Una democracia funciona si existen elecciones libres y competitivas cada cierto tiempo. Creo que todos tenemos eso claro. Lo que estamos perdiendo de vista es que los ganadores y perdedores de esas elecciones no pueden ni deben ser siempre los mismos. Explico por qué: La legitimidad de un sistema democrático radica en que cada elección sea capaz de arrojar resultados diferentes cada vez, es decir que todos los jugadores políticos puedan ganar contiendas electorales de forma alternada y que no sea un único participante el que se lleve siempre todas las victorias.

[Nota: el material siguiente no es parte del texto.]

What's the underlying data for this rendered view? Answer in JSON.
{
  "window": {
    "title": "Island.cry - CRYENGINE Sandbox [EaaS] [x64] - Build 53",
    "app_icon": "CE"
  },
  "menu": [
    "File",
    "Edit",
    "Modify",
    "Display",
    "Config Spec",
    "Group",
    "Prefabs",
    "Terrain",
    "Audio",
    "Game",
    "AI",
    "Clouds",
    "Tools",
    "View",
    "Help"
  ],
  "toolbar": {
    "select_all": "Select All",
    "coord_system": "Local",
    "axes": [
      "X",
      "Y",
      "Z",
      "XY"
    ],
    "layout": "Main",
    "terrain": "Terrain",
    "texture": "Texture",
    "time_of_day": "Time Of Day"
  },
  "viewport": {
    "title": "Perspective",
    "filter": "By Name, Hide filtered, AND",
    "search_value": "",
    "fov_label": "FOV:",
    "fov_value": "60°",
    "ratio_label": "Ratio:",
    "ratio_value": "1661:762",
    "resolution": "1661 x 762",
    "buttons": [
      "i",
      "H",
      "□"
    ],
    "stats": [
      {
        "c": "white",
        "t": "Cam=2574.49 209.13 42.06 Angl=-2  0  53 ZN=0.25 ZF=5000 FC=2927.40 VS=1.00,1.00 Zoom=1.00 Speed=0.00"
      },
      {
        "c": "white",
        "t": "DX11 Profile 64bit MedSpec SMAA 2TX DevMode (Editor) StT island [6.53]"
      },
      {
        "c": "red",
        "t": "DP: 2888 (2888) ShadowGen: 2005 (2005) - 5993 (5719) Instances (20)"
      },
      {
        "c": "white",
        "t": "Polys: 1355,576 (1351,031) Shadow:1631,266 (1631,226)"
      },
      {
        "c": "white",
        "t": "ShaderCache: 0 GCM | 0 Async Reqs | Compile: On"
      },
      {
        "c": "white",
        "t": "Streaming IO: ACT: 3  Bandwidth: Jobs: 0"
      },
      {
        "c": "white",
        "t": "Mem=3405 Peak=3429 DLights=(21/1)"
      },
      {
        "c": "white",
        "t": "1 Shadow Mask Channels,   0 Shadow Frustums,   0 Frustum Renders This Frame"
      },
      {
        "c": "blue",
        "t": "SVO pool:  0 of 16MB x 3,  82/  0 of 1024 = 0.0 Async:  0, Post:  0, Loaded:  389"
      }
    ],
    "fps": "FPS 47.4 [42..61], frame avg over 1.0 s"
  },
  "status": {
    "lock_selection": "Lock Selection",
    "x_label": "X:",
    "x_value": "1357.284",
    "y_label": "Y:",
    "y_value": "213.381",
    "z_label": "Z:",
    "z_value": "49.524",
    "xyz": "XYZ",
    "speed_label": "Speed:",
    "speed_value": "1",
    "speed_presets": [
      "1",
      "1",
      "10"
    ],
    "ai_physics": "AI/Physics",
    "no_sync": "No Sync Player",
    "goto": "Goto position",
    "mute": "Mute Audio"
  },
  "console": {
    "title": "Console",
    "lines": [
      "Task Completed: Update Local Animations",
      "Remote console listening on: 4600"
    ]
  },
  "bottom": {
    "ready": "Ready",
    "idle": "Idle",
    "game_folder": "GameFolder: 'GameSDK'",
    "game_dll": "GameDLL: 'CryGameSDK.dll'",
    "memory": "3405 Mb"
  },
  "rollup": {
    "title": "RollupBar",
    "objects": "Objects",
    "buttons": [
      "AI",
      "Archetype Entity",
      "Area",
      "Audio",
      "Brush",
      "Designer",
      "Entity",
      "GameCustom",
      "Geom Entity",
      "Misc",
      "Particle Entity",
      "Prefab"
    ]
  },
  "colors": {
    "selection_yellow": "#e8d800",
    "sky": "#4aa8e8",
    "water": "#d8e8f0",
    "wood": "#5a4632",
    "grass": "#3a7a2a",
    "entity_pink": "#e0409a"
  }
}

Esto es importante porque un sistema democrático robusto necesita que no se sepan anticipadamente los resultados de cada elección. ¿Cuál es el propósito de hacer una competencia si ya sabemos quién ganará?, se dirán muchos.
Si se supieran de antemano los resultados de cada elección, los ciudadanos perderían interés en las propuestas y los debates de los candidatos y los políticos sólo querrían participar en el movimiento que siempre resulte ganador.

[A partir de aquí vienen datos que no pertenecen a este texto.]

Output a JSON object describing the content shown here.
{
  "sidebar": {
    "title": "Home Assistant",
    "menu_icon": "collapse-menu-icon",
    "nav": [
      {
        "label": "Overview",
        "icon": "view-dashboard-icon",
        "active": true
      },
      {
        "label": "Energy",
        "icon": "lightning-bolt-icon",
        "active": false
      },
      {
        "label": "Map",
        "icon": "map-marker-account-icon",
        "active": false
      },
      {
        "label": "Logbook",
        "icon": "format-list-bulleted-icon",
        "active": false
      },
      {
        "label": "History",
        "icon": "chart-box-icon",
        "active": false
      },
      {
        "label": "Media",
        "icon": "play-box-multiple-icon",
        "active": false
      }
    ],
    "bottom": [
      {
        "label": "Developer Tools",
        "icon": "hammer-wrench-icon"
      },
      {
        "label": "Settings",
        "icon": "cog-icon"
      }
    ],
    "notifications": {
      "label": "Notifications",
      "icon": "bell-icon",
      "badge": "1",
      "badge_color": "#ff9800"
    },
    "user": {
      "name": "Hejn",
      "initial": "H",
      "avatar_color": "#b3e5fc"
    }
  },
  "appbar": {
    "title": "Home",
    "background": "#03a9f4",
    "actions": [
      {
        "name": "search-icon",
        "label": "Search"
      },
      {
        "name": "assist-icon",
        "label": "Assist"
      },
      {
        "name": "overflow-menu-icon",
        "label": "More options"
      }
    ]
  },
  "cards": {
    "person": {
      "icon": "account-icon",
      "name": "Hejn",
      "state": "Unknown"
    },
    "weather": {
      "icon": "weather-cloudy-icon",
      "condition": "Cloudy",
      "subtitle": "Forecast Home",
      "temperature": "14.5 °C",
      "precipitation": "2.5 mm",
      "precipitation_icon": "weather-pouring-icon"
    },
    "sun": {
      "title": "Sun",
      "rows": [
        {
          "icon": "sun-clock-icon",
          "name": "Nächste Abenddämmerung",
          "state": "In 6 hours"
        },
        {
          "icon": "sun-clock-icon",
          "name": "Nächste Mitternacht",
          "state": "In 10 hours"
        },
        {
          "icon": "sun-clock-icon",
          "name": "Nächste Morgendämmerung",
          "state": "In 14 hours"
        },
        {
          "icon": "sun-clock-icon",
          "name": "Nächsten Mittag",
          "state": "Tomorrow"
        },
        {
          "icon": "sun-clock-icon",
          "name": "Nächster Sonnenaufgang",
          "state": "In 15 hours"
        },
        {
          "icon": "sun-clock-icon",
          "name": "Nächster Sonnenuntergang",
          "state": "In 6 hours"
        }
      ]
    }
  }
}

Esto tendría dos efectos perversos: se provocaría una suerte de abulia política en la sociedad; y, más peligroso aún, se sembrarían las condiciones para la creación de un sistema de partido único.
Es que, en esencia, las democracias sirven para que no gobiernen siempre los mismos y para que los cambios de mando se produzcan de manera pacífica y ordenada. Por tanto, la alternancia en el poder no sólo es una regla clave del juego democrático, sino además un requisito indispensable para asegurar la estabilidad social.
El perdedor de una elección aceptará su derrota y la legitimidad de las políticas de su oponente, entre otras cosas porque tendrá la certeza que podrá ganar una futura contienda electoral para enmendar lo que su contendor haga mal.
Contravenir el principio de la alternancia equivale, por tanto, a minar los cimientos del sistema democrático y a sembrar el germen de la inestabilidad política y la protesta social.
Los asesores del presidente Correa deberían tener en cuenta estos elementos y ser más cuidadosos a la hora de plantear la posibilidad de una reforma constitucional para que el gobernante de turno pueda ser reelegido indefinidamente.
La tentación de quedarse en el poder debe ser muy grande, sobre todo ahora que hay abundancia de recursos públicos para derrochar y cuando no hay alguien capaz de derrotar a Rafael Correa.
Pero una década en el Gobierno es un plazo suficiente para cualquier político sensato. El actual Mandatario debería retirarse al final de su período para salvaguardar su prestigio y, sobre todo, para proteger al sistema democrático ecuatoriano.
La reelección indefinida de este o de cualquier otro Presidente es inconveniente para el Ecuador.